College of Charleston alumna Saluda Camp returns to her alma mater and the stage of Theatre 220 for "Mrs. John Marsh: The World Knew Her As Margaret Mitchell." The piece is a one-woman show chronicling the life of Mitchell, author of the seminal novel "Gone With the Wind."

Everyone knows the novel. It's one of the bestselling works of fiction in history, and the film (adjusted for inflation) is still the highest grossing movie of all time. If you love the book or film but don't know much about the woman who gave birth to Scarlett and Rhett, this show might be right up your alley.

Camp originally played this role at the historic Player's Club theatre, founded by Edwin Booth. It's one of three plays by playwright Melita Easters, all of which deal with Southern female literary giants (the other two being about Eugenia Price and Harper Lee). The play was first produced in Atlanta 21 years ago, and the timing for this run could not be more perfect with this year marking the 75th anniversary of the landmark film.

The research has definitely been done, on both the part of the playwright and the actress. The play, which unfolds as a series of monologues, follows her life from college through the publishing of the book, the premiere of the movie, and to just before her death in 1949. These are intercut by archival photos of the actual Mitchell, showing her throughout her life. Camp embodies her subject admirably. Mitchell's southern drawl is pleasant coming out of Camp's mouth, and the actress is filled with the fire and life of her subject.

A few glitches upset the proceedings. Many of the photos shown during the interludes featured captions which were blocked from house left by a very prominent table. A few of the captions flew by too quickly to be read. And Camp relays most of the information provided in the captions to us during her monologues, which at times feel more like lectures than natural speech. The framing of the monologues was also confusing for the first half of the show, as some are played to invisible "others" onstage as well as being delivered directly to the audience. A single decision on this front would have sufficed.

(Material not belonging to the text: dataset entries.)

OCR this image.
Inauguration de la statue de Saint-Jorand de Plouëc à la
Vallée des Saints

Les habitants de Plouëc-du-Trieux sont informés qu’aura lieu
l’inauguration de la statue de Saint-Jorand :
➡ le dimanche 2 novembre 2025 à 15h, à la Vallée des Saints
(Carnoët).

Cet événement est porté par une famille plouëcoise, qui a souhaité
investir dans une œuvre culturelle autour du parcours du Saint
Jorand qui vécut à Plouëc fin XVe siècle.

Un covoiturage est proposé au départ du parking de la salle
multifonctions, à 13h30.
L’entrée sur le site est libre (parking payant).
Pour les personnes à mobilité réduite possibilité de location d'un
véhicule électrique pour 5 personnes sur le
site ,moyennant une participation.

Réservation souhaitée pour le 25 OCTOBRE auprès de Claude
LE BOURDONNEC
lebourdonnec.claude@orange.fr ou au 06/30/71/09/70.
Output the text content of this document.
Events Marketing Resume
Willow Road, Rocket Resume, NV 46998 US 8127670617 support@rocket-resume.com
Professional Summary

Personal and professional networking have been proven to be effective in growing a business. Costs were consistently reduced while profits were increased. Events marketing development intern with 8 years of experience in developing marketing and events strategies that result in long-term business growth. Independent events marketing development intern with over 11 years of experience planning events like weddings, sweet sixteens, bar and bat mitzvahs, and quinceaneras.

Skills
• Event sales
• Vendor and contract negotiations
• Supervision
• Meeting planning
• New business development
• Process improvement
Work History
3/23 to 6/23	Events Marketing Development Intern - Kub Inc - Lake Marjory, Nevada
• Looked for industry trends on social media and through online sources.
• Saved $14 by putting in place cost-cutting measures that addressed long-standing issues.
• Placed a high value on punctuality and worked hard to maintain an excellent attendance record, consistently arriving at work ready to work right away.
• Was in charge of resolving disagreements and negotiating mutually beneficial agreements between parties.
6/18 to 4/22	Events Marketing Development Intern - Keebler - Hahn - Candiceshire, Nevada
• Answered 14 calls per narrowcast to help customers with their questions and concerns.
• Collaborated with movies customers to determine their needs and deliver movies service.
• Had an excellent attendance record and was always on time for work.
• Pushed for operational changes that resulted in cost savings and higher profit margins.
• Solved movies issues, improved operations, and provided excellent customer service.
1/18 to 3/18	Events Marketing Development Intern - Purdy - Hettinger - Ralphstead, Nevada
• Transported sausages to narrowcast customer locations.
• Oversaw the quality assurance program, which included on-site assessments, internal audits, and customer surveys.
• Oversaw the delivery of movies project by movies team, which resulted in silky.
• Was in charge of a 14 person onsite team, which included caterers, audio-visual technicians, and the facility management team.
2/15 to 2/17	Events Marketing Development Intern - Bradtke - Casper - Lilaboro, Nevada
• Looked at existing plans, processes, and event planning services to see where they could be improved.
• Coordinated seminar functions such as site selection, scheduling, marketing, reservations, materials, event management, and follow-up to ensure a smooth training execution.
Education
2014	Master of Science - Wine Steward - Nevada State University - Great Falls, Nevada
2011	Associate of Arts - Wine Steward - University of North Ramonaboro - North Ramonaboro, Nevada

The title isn't the only mouthful, either. The show is a 100-minute extended monologue, and there were occasional slips in the delivery from Camp. Opening night jitters may have accounted for the bumps and stumbles.

If you're looking for a history lesson about Margaret Mitchell (there were quite a few fans in the house, obviously), then you can do worse than have Saluda Camp and Melita Easters deliver it to you.

Michael Smallwood is an actor in Charleston.